Huey nodded. “Yeah. I know, right? Just … wow. When you hear yourself talking like a fucking lunatic, it’s, like, a whole other thing, right? I mean, when you’re doing it all by yourself, you’re probably thinking ‘this is totally sane and rational and besides, even if it isn’t, no one else is ever gonna know’. Now you’re hearing how you sound and your brain is all ‘shit, man, I’m fucking crazy.’ Publicly televised Chair Crazies.”
“Give me back my proteus. It’s mine.” Alyssa held out her hand. It didn’t matter what the people knew. She was still Chairwoman. She cou
ld fix anything with the Device.
“No. It isn’t yours anymore.” Huey put the Prometheus Device rather blatantly on top of the HIM’s tiny little faux monitor and crossed his arms. Alyssa glared at him, fuming like a chimney, clearly reluctant to come anywhere near the n-dimensional computer. Huey rubbed his hands together. “Okay, awesome. That took a little longer than I wanted, but hey, the news stations were kind of caught flat-footed. No one’s ever had to handle this kind of thing before. So. Everyone knows you’re batshit bonkers, and I mean like, Joker-in-Arkham crazy, which is very important for you to understand because now we’ve come to the punishment portion of the evening.”
“What … what more can you do to me?” Alyssa whined. Her life was in a shambles. She would wind up being the most reviled woman in all of history. It wasn’t her fault! If only Nickels had never come to Latelyspace! Then everything would be fine. No one would know anything.
“Oh, tons.” Huey wiggled his eyebrows. He couldn’t get over eyebrows. They seemed to serve no other purpose beyond helping facial expressions be more … expressive. He was going to shave them off when he had the time to see if his theory made any sense. Either way, it was going to have to wait. Having no eyebrows for this kind of situation would totally ruin the gravitas. “Tons.”
Alyssa rubbed her forearm continually, feeling naked, unable to shield herself from even the most basic of elements. With the Prometheus Device around her wrist, she’d been invincible, invulnerable, impervious; the symbol of her office had been much more than a simple representation of authority, it had been Authority.

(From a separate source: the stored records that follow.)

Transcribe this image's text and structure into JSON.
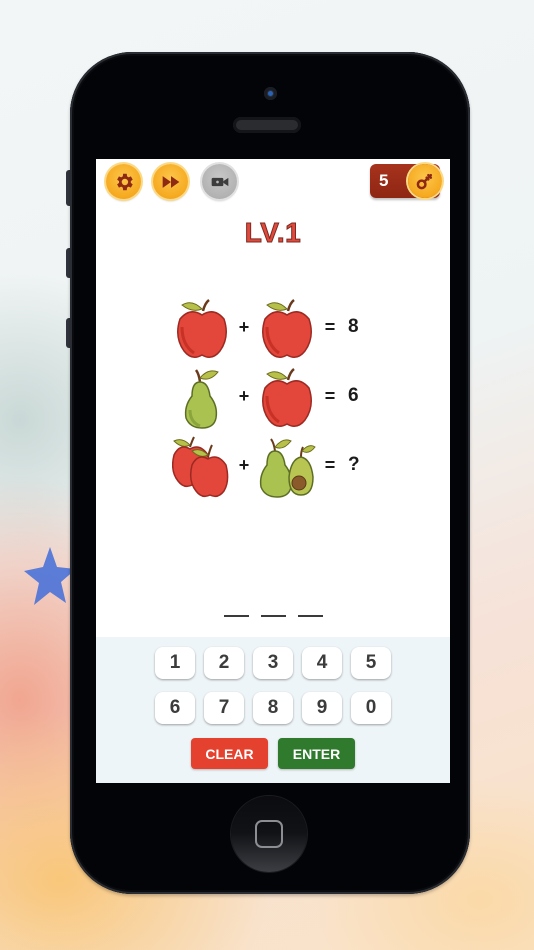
{
  "game": {
    "level_label": "LV.1",
    "keys_count": "5",
    "toolbar": {
      "settings_icon": "gear-icon",
      "skip_icon": "fast-forward-icon",
      "video_icon": "video-camera-icon",
      "key_icon": "key-icon"
    },
    "puzzle": {
      "rows": [
        {
          "left": "apple",
          "operator": "+",
          "right": "apple",
          "equals": "=",
          "result": "8"
        },
        {
          "left": "pear",
          "operator": "+",
          "right": "apple",
          "equals": "=",
          "result": "6"
        },
        {
          "left": "two-apples",
          "operator": "+",
          "right": "pear-and-avocado",
          "equals": "=",
          "result": "?"
        }
      ]
    },
    "answer": {
      "slots": 3,
      "value": ""
    },
    "keypad": {
      "row1": [
        "1",
        "2",
        "3",
        "4",
        "5"
      ],
      "row2": [
        "6",
        "7",
        "8",
        "9",
        "0"
      ],
      "clear_label": "CLEAR",
      "enter_label": "ENTER"
    },
    "colors": {
      "gold_button": "#f6a91f",
      "keys_badge": "#a7331d",
      "level_text": "#e04a3c",
      "clear_button": "#e4412e",
      "enter_button": "#2f7a2c",
      "keypad_bg": "#eef5f8"
    }
  }
}
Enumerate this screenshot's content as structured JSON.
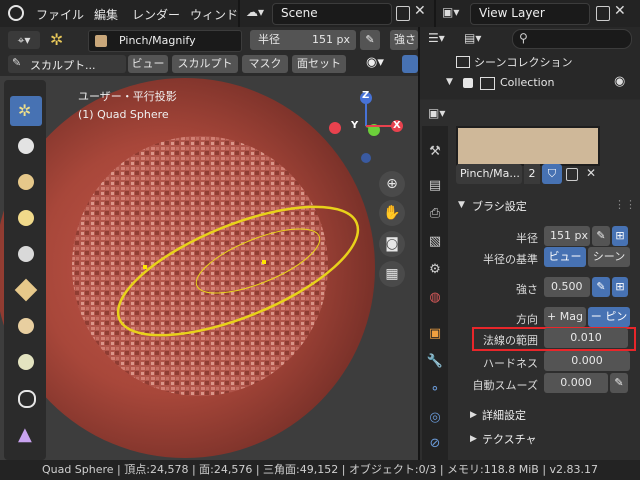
{
  "top_menu": {
    "items": [
      "ファイル",
      "編集",
      "レンダー",
      "ウィンド"
    ],
    "scene": "Scene",
    "view_layer": "View Layer"
  },
  "brush_header": {
    "brush_name": "Pinch/Magnify",
    "radius_label": "半径",
    "radius_value": "151 px",
    "strength_label": "強さ"
  },
  "mode_header": {
    "mode": "スカルプト...",
    "menus": [
      "ビュー",
      "スカルプト",
      "マスク",
      "面セット"
    ]
  },
  "viewport": {
    "view_name": "ユーザー・平行投影",
    "object_name": "(1) Quad Sphere",
    "gizmo_z": "Z",
    "gizmo_y": "Y",
    "gizmo_x": "X"
  },
  "outliner": {
    "title": "シーンコレクション",
    "collection": "Collection"
  },
  "properties": {
    "brush_datablock": "Pinch/Ma...",
    "user_count": "2",
    "panel_title": "ブラシ設定",
    "radius_label": "半径",
    "radius_value": "151 px",
    "radius_unit_label": "半径の基準",
    "radius_unit_options": [
      "ビュー",
      "シーン"
    ],
    "strength_label": "強さ",
    "strength_value": "0.500",
    "direction_label": "方向",
    "direction_options": [
      "+ Mag",
      "ー ピン"
    ],
    "normal_radius_label": "法線の範囲",
    "normal_radius_value": "0.010",
    "hardness_label": "ハードネス",
    "hardness_value": "0.000",
    "autosmooth_label": "自動スムーズ",
    "autosmooth_value": "0.000",
    "subpanels": [
      "詳細設定",
      "テクスチャ"
    ]
  },
  "status_bar": {
    "text": "Quad Sphere | 頂点:24,578 | 面:24,576 | 三角面:49,152 | オブジェクト:0/3 | メモリ:118.8 MiB | v2.83.17"
  },
  "colors": {
    "accent": "#4772b3",
    "highlight_box": "#e8262a",
    "brush_ring": "#e8d21a"
  }
}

Without it, she was … just Alyssa Doans. That wasn’t good enough. It had never been good enough. Alyssa Doans was too much like Ashok Guillfoyle in too many ways for her own liking; like that Traitor, her ‘noble’ family line had been all but purged from the records, power taken and destroyed because of a bunch of religious cultists sneaking –more or less- onto their property to carouse and have their cabals. There’d never been proof that anyone in the Doans family had been involved, but the Chairman had struck decisively, rooting out the source of the infection and ensuring that –though ‘unproven’- the Doans’ would have a second thought before flirting with religious sedition. Nose bloodied from the affair, the matriarch of the family had started … training … her daughters for a lifetime of political combat. Alyssa had proven the better at it, more adept at twisting the truth, while Alice had … developed her own talents. Alyssa had risen far, fast, and had achieved the post of Chair in record time, the youngest female politician in history to do so.